1. Ceux qui, succédant à Delacroix, seront les champions de la couleur et de la lumière, ce sont les peintres que plus tard on appellera les impressionnistes : Renoir, Monet, Pissarro, Guillaumin, Sisley, Cézanne et leur précurseur admirable, Jongkind.

Celui-ci, le premier, répudie la teinte plate, morcelle sa couleur, fractionne sa touche à l’infini et obtient les colorations les plus rares par des combinaisons d’éléments multiples et presque purs.

À cette époque, ceux qui seront les impressionnistes sont influencés par Courbet et Corot, — sauf Renoir qui procède plutôt de Delacroix, dont il fait des copies et des interprétations. Ils peignent encore par grandes taches, plates et simples, et semblent rechercher le blanc, le noir et le gris, plutôt que les couleurs pures et vibrantes, tandis que déjà Fantin-Latour, le peintre d’Hommage à Delacroix et de tant d’autres œuvres graves ou sereines, dessine et peint avec des tons et des teintes, sinon intenses, du moins dégradés et séparés.

Mais en 1871, pendant un long séjour à Londres, Claude Monet et Camille Pissarro découvrent Turner. Ils s’émerveillent du prestige et de la féerie de ses colorations ; ils étudient ses œuvres, analysent son métier. Ils sont tout d’abord frappés de ses effets de neige et de glace. Ils s’étonnent de la façon dont il a réussi à donner la sensation de blancheur de la neige, eux qui jusqu’alors n’ont pu y parvenir avec leurs grandes taches de blanc d’argent étalé à plat, à larges coups de brosses. Ils constatent que ce merveilleux résultat est obtenu, non par du blanc uni, mais par une quantité de touches de couleurs diverses, mises les unes à côté des autres et reconstituant à distance l’effet voulu.

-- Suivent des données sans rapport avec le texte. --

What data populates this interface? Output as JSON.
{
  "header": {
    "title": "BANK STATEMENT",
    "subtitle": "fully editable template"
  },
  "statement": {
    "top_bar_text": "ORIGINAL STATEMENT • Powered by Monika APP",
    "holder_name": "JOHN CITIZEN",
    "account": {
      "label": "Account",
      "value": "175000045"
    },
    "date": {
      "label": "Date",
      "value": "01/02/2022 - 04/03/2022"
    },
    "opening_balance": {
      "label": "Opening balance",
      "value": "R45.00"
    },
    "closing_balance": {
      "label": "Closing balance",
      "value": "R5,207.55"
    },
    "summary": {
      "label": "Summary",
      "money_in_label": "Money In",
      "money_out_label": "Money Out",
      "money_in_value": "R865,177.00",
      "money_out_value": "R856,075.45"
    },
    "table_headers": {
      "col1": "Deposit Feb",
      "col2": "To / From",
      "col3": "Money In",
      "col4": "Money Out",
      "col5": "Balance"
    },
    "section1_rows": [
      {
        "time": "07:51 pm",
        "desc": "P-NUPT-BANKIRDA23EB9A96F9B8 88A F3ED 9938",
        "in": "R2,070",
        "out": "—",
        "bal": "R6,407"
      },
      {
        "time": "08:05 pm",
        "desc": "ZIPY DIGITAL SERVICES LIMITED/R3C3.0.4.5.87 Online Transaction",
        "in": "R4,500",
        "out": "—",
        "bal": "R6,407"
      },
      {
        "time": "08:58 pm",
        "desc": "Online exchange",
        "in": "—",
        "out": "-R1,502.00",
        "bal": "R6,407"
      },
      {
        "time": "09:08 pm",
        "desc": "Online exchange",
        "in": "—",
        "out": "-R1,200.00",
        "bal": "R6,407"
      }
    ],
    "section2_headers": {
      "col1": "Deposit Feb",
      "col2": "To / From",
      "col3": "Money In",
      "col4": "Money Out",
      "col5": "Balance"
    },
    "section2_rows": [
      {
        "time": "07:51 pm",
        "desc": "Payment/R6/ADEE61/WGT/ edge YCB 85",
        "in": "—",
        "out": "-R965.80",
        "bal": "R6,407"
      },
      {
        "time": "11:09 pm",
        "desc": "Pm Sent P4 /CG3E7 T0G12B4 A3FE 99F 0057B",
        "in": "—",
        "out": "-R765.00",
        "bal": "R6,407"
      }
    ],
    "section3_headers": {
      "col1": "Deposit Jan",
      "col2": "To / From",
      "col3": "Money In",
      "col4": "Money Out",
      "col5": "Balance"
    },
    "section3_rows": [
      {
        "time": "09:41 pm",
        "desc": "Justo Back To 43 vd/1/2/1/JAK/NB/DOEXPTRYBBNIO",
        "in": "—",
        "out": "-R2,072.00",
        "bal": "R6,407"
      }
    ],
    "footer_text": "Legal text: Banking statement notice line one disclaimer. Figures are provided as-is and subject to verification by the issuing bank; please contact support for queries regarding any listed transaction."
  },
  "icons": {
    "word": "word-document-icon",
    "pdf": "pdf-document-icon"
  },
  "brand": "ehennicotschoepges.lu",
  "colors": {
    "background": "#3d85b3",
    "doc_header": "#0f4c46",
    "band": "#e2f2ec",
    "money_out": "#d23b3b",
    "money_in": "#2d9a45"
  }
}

Ce procédé de touches multicolores, qui s’est manifesté tout d’abord à eux dans ces effets de neige parce qu’ils ont été surpris de ne pas les voir représentés, comme de coutume, avec du blanc et du gris, ils le retrouvent ensuite, employé dans les tableaux les plus intenses et les plus brillants du peintre anglais. C’est grâce à cet artifice que ces tableaux paraissent peints, non avec de vulgaires pâtes, mais avec des couleurs immatérielles.

2. De retour en France, tout préoccupés de leur découverte, Monet et Pissarro rejoignent Jongkind alors en pleine possession de son efficace métier, qui lui permet d’interpréter les jeux les plus fugitifs et les plus subtils de la lumière. Ils notent l’analogie qu’il y a entre son procédé et celui de Turner ; ils comprennent tout le bénéfice qu’on peut tirer de la pureté de l’un et de la facture de l’autre. Peu à peu, les noirs et les terres disparaissent de leurs palettes, les teintes plates de leurs tableaux, et bientôt ils décomposent les teintes et les reconstituent sur la toile, en menues virgules, juxtaposées.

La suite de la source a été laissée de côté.